Your role in your brand story is to be like the fairy godmother. Of course, as an advisor you can’t just wave a magic wand. But being a guide with a solution is part of your job description. The empathy and competence you use every day as you advise clients is an essential part of your brand story. Just remember to keep the focus on what having problems solved means to your clients, rather than depicting yourself as a hero.
And how do you solve problems? With a plan, of course.
4) Create a clear plan. The plan you create is your client’s path to success, so clear instructions for following the path are vital. If your clients are confused, you both lose. Miller identifies two types of plans: the process plan and the agreement plan.

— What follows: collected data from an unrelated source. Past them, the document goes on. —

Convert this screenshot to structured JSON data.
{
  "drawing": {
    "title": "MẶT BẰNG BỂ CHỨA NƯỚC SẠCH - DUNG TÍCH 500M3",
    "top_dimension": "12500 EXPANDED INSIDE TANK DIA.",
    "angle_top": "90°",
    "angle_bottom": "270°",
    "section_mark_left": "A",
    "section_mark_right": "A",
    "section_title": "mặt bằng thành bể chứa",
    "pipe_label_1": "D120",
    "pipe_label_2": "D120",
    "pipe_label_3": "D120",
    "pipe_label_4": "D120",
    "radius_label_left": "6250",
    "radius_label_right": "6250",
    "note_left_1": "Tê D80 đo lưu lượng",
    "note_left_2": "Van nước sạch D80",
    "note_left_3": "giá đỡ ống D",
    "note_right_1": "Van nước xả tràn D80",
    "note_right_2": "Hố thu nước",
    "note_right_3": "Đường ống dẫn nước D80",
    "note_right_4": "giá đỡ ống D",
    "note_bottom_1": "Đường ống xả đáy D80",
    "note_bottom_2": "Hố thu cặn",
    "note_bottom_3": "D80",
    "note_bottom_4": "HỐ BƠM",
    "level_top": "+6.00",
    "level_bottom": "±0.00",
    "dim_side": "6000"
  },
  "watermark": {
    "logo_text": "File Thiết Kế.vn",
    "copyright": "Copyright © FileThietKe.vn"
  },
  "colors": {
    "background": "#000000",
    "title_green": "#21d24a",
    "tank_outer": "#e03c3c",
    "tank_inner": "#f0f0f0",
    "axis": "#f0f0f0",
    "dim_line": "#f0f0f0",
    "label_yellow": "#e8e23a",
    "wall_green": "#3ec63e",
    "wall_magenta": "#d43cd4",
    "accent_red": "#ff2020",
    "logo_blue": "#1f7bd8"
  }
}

The goal of the process plan is to have your clients say, “Oh, I can do that. It’s easy!” It should outline how to do business with your practice in three to five simple steps, such as:
Schedule an appointment.
Allow us to customize your financial plan.
We’ll execute your plan together.
The agreement plan should list the services you will provide to your clients. By being clear and specific, you’ll help eliminate your clients’ worries about the risks of doing business with you.
Once you’ve developed your plans, give them a name. Your process plan might be called “Three easy steps to financial freedom” and your agreement plan could be identified as “My commitment to be available to you, day or night.”
After a plan is created, a strong call to action will help see that it’s executed.
5) Include a clear call to action. In stories, the guide challenges the hero to take action. In your brand communications, an effective call to action will make the next step in your client’s journey obvious.
To identify the appropriate call to action for each marketing vehicle (e.g., website, brochure, or ad), think carefully about what you want your clients to do. Like all of us, they’re inundated with marketing messages promising solutions to their problems, so you can’t afford a lack of clarity here.
There are two types of calls to action:
A direct call to action asks your clients to call today or apply online. As appropriate, a phone number or website URL is provided.
A transitional call to action offers a way to learn more about your practice, such as a free trial or a free, downloadable white paper.
Once you’ve called your clients to action, it’s time to up the stakes in your story.
6) Discuss the potential for failure. In Cinderella, the fairy godmother advises the heroine to follow the plan devised to fulfill her goals. Similarly, your brand story should discuss the importance of following an agreed-upon financial plan to create the potential for the best outcomes. Reassure your prospects and clients that, as their guide, you will do your best to set them on the path to stability and success.
7) End your story with success. As you close the loop of your clients’ journey, be as clear about their potential for ultimate success as you were about their challenges. How will your brand help make their goals and dreams come true? Ultimately, crafting your brand story is all about a happy ending!
This material is for educational purposes only and is not intended to provide specific advice.